Since then this tube was widely implemented, and several studies of the clinical impact of the tube change have been reported. del Pino et al. have found an increase of 6% in prevalence of positive results in screening test for gestational diabetes, 3.9% increase in confirmatory test for gestational diabetes and 4.5% increase in positive oral glucose tolerance test for non-pregnant adults, however two latter were not statistically significant (16). Norman M. et al. have also investigated clinical impact of change in glucose testing tube. They have compared mean glucose values obtained from the laboratory information system prior, during and after change from fluoride tubes to fluoride/citrate tubes. They have discovered a difference in mean values is +0.80 mmol/L, which represents a 14% increase. Because there were no other changes in laboratory analyzers, reagents or equipment, this difference is attributed solely on inhibition of loss of glucose by glycolysis in the first two hours in the fluoride tube that is now prevented. Based on the distribution of glucose concentration, they have calculated that approximately 18% of patients were wrongly diagnosed based on the glucose fasting concentration (17).

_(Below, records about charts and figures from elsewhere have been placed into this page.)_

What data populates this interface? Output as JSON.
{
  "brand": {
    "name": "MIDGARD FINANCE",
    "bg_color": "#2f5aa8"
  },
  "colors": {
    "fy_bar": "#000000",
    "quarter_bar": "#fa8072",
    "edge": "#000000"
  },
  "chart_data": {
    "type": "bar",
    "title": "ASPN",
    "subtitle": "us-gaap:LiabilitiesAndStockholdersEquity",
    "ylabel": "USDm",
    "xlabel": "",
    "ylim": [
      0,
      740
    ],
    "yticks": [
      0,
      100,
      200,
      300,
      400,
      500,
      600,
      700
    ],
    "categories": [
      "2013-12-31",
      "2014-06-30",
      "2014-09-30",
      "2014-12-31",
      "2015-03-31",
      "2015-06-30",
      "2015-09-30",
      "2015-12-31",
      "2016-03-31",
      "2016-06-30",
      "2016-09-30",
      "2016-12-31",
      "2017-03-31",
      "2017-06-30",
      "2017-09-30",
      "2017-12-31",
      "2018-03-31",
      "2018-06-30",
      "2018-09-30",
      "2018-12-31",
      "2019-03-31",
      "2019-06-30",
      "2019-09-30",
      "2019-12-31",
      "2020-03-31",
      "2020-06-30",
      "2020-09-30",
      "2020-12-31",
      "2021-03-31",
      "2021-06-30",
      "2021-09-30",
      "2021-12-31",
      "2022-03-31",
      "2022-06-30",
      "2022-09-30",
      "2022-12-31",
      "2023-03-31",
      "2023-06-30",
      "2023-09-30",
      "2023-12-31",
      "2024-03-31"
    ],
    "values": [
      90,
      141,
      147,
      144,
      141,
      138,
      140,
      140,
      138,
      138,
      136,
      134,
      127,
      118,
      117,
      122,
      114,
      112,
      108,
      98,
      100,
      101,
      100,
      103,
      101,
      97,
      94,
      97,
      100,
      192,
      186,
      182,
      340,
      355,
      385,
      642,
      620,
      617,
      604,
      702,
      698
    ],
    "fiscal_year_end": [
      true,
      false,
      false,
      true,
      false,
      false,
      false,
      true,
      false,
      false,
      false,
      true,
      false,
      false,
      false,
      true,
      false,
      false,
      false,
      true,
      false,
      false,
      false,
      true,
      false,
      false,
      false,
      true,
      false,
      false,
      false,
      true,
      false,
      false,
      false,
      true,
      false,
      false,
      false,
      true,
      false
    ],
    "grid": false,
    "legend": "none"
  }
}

This problem could be expected since all established cut-off values for diabetes diagnosing are determined using sodium fluoride tubes. Even if it is proven that the citrate tube is superior and the concentration of glucose is measured more accurately, the change from fluoride to the citrate tube has a significant clinical impact. All laboratories that introduce the new tube into routine practise should communicate this change with the clinicians and inform them of the expected effect on the laboratory result. It is now necessary to redefine cut-off values for diagnosis and monitoring diabetes patients using the new citrate tube.
Preanalytical variability can significantly influence laboratory results. All factors contributing to the variability have to be carefully monitored to prevent preanalytical errors that can cause harm to the patient.